Even America’s largest oil company can no longer ignore the drastic decrease in oil prices.
ExxonMobil has slashed its capital budget spending by $20 billion since its peak in 2013.
That’s a 46% decline and shows how oil companies are weathering the oil storm by ditching spending in an attempt to avoid further layoffs and other financial troubles.
“It’s a sign of the times. Lower prices and weakened cash flow is impacting all companies — even ExxonMobil,” said Brian Youngberg, senior analyst at Edward Jones.
Since 2015 the company has witnessed a 50% decrease in profits.
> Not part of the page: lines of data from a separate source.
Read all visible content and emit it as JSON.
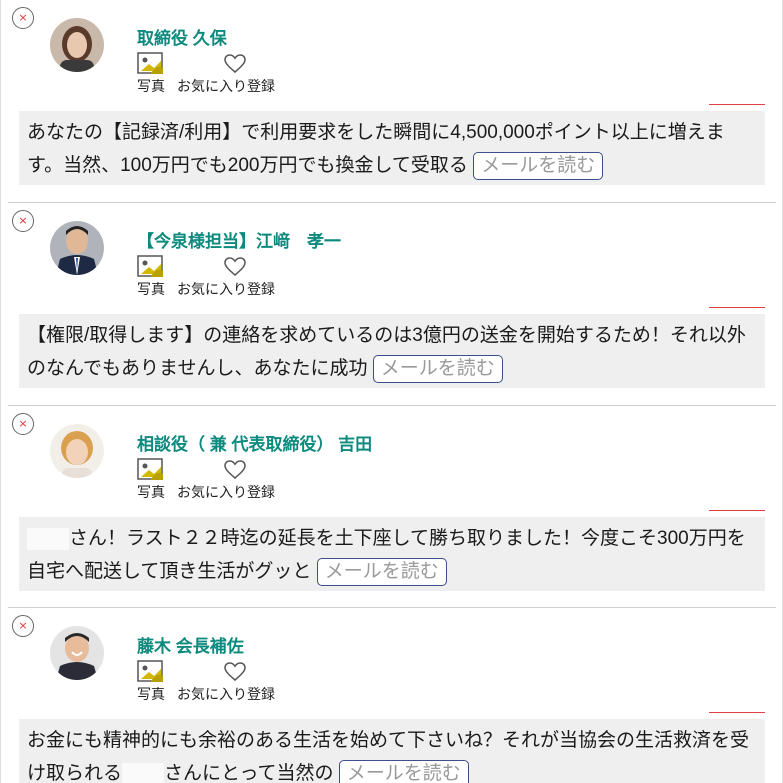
{
  "messages": [
    {
      "sender": "取締役 久保",
      "photo_label": "写真",
      "favorite_label": "お気に入り登録",
      "body_before": "",
      "body": "あなたの【記録済/利用】で利用要求をした瞬間に4,500,000ポイント以上に増えます。当然、100万円でも200万円でも換金して受取る",
      "body_after": "",
      "read_label": "メールを読む"
    },
    {
      "sender": "【今泉様担当】江﨑　孝一",
      "photo_label": "写真",
      "favorite_label": "お気に入り登録",
      "body_before": "",
      "body": "【権限/取得します】の連絡を求めているのは3億円の送金を開始するため！それ以外のなんでもありませんし、あなたに成功",
      "body_after": "",
      "read_label": "メールを読む"
    },
    {
      "sender": "相談役（ 兼 代表取締役） 吉田",
      "photo_label": "写真",
      "favorite_label": "お気に入り登録",
      "body_before": "",
      "body": "さん！ラスト２２時迄の延長を土下座して勝ち取りました！今度こそ300万円を自宅へ配送して頂き生活がグッと",
      "body_after": "",
      "read_label": "メールを読む"
    },
    {
      "sender": "藤木 会長補佐",
      "photo_label": "写真",
      "favorite_label": "お気に入り登録",
      "body_before": "お金にも精神的にも余裕のある生活を始めて下さいね？それが当協会の生活救済を受け取られる",
      "body": "さんにとって当然の",
      "body_after": "",
      "read_label": "メールを読む"
    }
  ],
  "colors": {
    "sender_name": "#0d8a7e",
    "close_x": "#e03030",
    "message_bg": "#efefef",
    "read_button_border": "#3b4f8c",
    "read_button_text": "#9a9a9a",
    "accent_line": "#e04040"
  },
  "icons": {
    "close": "close-icon",
    "photo": "photo-icon",
    "favorite": "heart-icon"
  }
}
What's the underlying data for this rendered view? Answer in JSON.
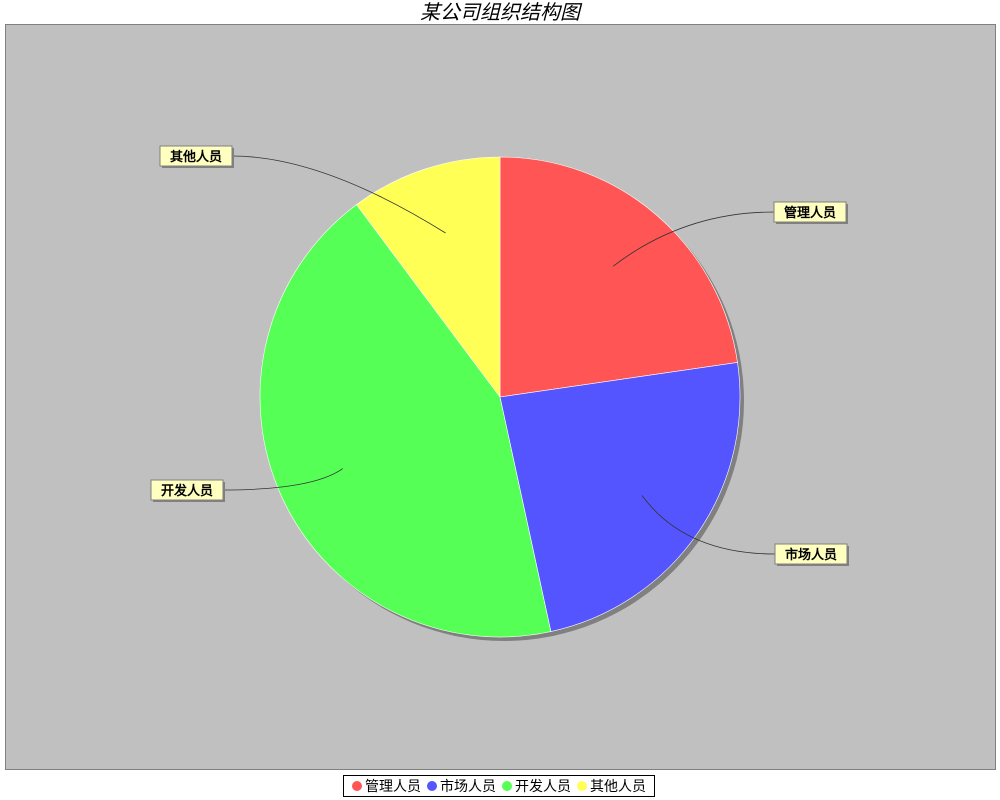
{
  "chart_data": {
    "type": "pie",
    "title": "某公司组织结构图",
    "categories": [
      "管理人员",
      "市场人员",
      "开发人员",
      "其他人员"
    ],
    "values": [
      22.7,
      23.9,
      43.2,
      10.2
    ],
    "colors": [
      "#ff5555",
      "#5555ff",
      "#55ff55",
      "#ffff55"
    ],
    "legend_position": "bottom",
    "plot_background": "#c0c0c0",
    "label_background": "#ffffc0"
  }
}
The company has done better financially than many oil producers because it is more diversified.
Standard & Poor’s recently threatened to pull back on ExxonMobil’s perfect AAA credit rating.
The company on Wednesday said it will spend “only” $23 billion in 2016. That’s down by 25% from last year’s capital budget of $31 billion.
Exploration and production spending across the industry plunged by $250 billion in 2015 and is expected to drop by another $70 billion in 2016.
Exxon stock is down 22% since July 2014, although it has started to stabilize in recent weeks as oil prices have gained back some headway in recent weeks.
The company says it is being “selective” in where it spends and that it has the “financial flexibility to pursue attractive opportunities.”
Some analysts believe ExxonMobil will use its cash reserves to acquire distressed oil producers at below market prices.
The big question on the minds of many investors is whether or not ExxonMobile will decrease its dividend. The company has increased that payout for 33 straight years and many investors rely on that dividend as a reliable income stream.